If someone is using hate speech or making racially charged comments, physical violence can be justified to prevent this person from espousing their hateful views.

An optimist desperately searching for a silver lining would perhaps note that 60% of respondents did not agree that physical violence is justified to silence people speaking what someone has defined as “hate speech” or “racially charged” comments. But the fact that a third of college students at least theoretically endorse violence as a response to offensive speech underlines the threat to free expression on American campuses.

Perhaps more encouraging are the responses to this question:

Generally speaking, do you think the First Amendment, which deals with freedom of speech, is an outdated amendment that can no longer be applied in today’s society and should be changed or an important amendment that still needs to be followed and respected in today’s society?

A full 79% of respondents opted for respecting the First Amendment, while 17% backed a rewrite.
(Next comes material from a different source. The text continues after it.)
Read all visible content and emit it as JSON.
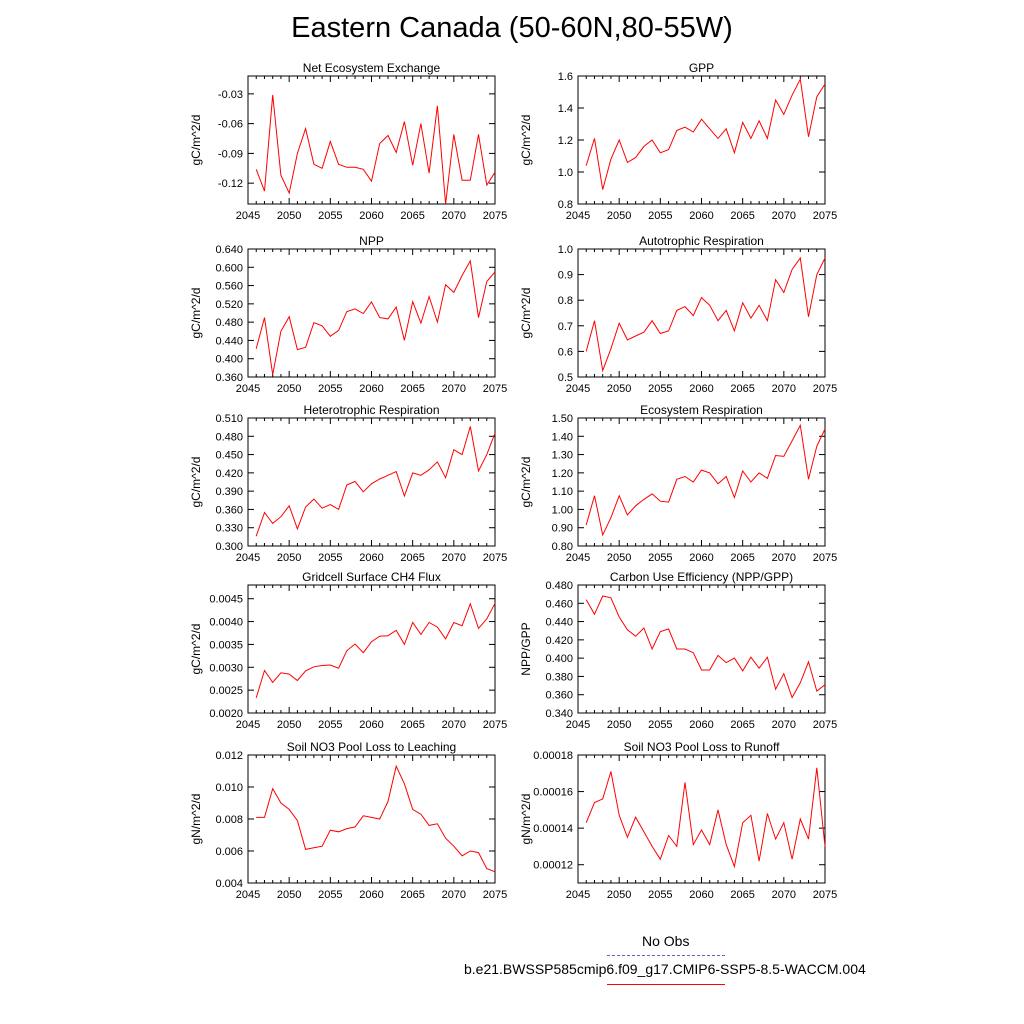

On a more specific question, free speech isn’t winning by the same landslide. When asked if they would favor or oppose their schools having speech codes to regulate speech for students and faculty, 54% of U.S. college kids opposed such codes while 38% were in favor.

The free exchange of ideas is in danger on American campuses. And given the unprofessional behavior of American faculty suggested by this survey, education reformers should perhaps focus on encouraging free-speech advocates within the student body while adopting a campus slogan from an earlier era: Don’t trust anyone over 30.